The Germans claimed three British bombers shot down. After 36 hours, Field Marshal Göring had his personal plane, the Manfred von Richthofen, fly three U. S. correspondents to the mainland end of the Hindenburg Damm. Thence they were taken by special train across the causeway and down to Hörnum. Their dispatches said that the air base appeared unscathed except for a building used as an infirmary (25 patients were unhurt in its cellar), a target storehouse, and numbers of bomb craters in the base's extensive grounds and fringing sand dunes. Hangars appeared intact except for shattered windows. One incendiary bomb had sputtered out on a big steel crane used to hoist seaplanes out of the water. On the Hindenburg Damm the correspondents reported no sign of hits. But they may not have been shown the worst parts of the island. Experienced observers concluded that the truth about Sylt lay about midway between the British claims and the accounts of Herr Göring's eyewitnesses.
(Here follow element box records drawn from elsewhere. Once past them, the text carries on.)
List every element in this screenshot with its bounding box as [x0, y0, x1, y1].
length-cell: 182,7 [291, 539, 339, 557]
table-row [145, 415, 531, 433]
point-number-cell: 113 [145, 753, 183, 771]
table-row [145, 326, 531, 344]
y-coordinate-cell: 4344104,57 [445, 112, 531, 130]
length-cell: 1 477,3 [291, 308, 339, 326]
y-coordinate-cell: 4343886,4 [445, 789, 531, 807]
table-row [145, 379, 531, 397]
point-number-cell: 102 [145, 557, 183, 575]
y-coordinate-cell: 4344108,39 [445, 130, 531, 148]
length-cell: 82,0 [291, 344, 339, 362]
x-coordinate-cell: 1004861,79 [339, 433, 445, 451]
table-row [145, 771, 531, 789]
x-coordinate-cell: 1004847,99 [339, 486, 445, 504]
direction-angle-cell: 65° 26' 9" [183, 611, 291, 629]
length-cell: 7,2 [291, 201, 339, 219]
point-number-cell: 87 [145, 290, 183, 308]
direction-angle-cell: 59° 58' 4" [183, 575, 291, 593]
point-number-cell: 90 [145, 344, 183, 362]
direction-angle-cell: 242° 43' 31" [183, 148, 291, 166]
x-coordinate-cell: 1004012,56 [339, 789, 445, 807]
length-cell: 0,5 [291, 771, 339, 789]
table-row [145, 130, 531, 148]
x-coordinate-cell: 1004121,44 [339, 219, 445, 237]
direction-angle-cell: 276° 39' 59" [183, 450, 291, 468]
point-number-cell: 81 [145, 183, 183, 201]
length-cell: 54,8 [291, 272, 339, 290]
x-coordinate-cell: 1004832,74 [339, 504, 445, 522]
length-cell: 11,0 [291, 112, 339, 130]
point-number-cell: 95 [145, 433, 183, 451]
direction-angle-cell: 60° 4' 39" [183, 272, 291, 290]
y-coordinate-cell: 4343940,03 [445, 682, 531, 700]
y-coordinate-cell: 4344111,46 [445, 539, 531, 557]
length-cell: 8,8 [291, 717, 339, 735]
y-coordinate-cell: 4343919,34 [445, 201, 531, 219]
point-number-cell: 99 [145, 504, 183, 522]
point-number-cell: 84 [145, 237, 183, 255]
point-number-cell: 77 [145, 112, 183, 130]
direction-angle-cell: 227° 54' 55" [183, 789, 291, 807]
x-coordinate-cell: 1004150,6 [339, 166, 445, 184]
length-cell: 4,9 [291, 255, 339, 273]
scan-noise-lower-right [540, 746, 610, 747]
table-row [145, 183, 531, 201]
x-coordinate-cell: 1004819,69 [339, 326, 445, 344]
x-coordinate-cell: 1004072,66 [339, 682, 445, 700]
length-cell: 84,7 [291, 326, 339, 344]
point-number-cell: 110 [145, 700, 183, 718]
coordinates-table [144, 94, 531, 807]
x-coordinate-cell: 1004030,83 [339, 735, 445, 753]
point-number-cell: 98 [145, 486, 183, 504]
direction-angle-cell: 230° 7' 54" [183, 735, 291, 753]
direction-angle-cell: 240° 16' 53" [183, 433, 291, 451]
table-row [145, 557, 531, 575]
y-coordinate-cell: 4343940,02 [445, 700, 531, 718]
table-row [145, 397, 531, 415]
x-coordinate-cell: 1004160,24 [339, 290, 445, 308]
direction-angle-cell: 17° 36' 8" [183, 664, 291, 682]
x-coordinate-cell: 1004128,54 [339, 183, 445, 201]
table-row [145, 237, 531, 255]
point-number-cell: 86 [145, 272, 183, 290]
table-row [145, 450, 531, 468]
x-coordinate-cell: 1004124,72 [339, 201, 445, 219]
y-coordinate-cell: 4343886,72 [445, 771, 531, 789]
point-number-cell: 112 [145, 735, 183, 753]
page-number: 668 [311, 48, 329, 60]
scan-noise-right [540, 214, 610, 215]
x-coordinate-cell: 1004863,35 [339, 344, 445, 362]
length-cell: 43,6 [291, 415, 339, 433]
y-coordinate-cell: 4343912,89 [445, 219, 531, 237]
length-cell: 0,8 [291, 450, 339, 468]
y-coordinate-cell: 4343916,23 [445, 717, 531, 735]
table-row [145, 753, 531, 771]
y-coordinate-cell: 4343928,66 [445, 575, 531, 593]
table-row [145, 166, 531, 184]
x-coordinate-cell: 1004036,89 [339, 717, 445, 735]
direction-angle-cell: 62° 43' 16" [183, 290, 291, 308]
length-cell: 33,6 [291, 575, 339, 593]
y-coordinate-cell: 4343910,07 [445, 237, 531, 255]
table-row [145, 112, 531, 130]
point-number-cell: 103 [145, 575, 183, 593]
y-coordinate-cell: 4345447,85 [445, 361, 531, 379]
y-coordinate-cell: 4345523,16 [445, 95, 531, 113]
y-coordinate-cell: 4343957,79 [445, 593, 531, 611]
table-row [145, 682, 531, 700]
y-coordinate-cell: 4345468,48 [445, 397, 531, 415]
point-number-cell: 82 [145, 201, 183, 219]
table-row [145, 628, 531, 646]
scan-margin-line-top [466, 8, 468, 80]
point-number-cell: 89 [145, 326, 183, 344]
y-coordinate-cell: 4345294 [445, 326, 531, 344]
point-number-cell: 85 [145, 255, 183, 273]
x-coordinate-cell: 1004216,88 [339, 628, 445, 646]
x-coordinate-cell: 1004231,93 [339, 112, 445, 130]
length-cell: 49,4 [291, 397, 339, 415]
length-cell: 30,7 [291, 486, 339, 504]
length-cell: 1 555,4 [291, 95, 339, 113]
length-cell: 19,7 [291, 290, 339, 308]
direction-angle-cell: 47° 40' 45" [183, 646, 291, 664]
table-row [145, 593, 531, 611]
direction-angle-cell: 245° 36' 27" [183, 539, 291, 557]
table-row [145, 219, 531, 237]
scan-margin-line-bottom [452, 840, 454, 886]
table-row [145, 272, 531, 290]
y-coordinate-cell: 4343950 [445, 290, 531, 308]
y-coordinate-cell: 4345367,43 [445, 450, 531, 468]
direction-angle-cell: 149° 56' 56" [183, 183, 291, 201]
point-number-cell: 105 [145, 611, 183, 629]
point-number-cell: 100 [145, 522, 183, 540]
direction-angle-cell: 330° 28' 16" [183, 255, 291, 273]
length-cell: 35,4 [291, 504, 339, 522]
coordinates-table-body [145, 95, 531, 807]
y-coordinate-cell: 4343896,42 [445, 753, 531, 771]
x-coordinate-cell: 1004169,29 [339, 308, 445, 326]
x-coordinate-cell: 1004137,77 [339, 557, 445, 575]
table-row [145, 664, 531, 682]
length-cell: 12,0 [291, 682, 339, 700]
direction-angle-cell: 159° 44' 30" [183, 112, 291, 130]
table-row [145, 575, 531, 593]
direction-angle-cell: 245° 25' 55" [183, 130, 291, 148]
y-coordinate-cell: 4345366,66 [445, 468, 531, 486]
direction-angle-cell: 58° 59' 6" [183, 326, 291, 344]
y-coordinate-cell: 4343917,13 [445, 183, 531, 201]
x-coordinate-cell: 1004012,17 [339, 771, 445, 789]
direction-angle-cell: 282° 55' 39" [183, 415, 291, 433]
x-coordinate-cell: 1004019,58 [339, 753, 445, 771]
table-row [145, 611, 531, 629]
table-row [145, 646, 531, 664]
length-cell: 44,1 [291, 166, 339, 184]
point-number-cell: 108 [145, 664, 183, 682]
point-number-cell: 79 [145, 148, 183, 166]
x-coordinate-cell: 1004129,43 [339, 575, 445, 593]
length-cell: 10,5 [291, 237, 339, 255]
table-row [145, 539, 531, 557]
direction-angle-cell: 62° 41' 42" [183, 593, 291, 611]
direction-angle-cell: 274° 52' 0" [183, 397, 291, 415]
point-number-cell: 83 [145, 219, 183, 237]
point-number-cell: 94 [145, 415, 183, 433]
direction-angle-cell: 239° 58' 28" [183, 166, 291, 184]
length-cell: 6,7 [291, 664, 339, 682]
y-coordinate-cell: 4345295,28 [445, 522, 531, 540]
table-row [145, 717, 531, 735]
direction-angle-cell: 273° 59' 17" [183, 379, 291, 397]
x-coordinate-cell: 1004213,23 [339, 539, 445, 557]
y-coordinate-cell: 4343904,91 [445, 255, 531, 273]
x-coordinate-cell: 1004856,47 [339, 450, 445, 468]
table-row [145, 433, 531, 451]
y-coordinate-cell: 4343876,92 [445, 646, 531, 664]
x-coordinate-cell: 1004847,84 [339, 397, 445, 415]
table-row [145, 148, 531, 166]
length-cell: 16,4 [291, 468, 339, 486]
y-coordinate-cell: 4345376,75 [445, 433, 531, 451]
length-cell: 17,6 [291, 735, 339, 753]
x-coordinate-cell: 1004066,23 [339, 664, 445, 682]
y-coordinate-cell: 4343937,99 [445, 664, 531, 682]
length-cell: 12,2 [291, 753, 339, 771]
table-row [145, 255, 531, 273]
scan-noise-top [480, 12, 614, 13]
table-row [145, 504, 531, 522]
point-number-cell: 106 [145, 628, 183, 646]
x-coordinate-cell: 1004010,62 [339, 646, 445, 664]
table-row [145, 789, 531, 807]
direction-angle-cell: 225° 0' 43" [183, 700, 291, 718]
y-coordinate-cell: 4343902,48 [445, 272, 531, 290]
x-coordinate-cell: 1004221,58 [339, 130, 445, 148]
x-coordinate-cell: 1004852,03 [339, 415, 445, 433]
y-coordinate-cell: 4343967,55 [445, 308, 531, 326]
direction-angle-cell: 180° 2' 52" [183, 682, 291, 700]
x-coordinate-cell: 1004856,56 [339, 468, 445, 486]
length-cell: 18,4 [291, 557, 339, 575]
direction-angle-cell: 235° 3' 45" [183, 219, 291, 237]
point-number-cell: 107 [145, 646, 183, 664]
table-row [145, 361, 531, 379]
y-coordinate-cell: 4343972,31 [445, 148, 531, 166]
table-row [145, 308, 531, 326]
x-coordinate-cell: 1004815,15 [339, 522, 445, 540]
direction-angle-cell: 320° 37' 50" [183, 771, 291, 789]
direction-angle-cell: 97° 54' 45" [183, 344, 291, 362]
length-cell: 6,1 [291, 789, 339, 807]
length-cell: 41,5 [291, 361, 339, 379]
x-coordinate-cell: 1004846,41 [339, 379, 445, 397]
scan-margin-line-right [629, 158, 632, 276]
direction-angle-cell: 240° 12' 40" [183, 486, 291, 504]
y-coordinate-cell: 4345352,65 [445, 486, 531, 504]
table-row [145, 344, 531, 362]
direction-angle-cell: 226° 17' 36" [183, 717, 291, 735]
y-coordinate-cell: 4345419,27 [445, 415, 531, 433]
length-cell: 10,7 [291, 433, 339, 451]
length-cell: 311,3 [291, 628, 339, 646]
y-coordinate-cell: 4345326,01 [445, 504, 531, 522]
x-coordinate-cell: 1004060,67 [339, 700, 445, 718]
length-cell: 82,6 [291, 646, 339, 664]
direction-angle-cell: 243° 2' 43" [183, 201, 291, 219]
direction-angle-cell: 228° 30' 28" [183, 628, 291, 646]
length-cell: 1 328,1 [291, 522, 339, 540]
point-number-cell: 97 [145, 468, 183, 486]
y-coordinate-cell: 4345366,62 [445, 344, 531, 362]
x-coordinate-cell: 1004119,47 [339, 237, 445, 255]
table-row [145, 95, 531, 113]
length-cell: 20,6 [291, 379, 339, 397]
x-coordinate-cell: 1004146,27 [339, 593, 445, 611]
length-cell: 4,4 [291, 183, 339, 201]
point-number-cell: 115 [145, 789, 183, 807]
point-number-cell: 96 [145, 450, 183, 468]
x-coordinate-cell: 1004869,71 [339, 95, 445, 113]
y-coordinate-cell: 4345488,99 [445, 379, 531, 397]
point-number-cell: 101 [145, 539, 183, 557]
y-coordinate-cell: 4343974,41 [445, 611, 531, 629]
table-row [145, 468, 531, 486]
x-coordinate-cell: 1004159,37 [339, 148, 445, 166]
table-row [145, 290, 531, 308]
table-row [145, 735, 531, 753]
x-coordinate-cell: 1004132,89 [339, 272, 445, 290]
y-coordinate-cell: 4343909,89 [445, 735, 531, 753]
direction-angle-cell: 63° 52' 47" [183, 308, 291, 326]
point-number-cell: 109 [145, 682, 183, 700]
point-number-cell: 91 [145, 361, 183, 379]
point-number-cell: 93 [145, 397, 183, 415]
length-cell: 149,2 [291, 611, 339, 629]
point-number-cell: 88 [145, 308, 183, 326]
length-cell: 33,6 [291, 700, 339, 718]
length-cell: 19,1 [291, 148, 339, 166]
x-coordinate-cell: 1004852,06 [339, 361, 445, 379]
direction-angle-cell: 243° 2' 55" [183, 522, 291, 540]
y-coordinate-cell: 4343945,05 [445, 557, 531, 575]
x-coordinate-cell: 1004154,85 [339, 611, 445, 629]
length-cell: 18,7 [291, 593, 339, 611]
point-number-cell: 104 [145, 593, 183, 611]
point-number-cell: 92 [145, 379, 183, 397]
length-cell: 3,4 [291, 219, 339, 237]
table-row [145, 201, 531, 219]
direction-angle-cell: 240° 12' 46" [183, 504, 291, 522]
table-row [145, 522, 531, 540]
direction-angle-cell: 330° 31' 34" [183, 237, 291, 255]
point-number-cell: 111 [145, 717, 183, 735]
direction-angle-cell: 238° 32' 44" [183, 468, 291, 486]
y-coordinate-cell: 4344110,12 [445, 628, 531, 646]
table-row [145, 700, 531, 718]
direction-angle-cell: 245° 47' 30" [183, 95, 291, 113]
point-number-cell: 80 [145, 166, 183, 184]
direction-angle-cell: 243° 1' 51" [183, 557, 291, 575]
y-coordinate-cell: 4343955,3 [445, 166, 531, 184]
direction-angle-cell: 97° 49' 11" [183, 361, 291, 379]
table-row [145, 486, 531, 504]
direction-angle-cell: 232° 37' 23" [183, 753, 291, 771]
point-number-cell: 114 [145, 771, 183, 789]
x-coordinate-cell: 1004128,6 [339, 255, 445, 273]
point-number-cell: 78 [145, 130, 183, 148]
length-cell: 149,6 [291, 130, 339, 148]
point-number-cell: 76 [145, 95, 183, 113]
Sylt is by no means a major German bomber base. Much nearer R. A. F.'s home and overseas fields lie much bigger bases, around Wilhelmshaven, Cuxhaven, Kiel (see map). To reach these, R. A. F. must fly around the neutral barrier of Belgium and The Netherlands, run a hot gantlet either over the Frisian Islands into Helgoland Bight, or over the Siegfried Position. If the object was, as avowed, to wipe out a prime nest of aerial sea raiders at Sylt, perhaps it also was to start opening the clearest course to those other nests of undersea raiders: Kiel and Swinemünde, Germany's two prime submarine bases, both on a beeline from Britain, through Sylt, to the Baltic.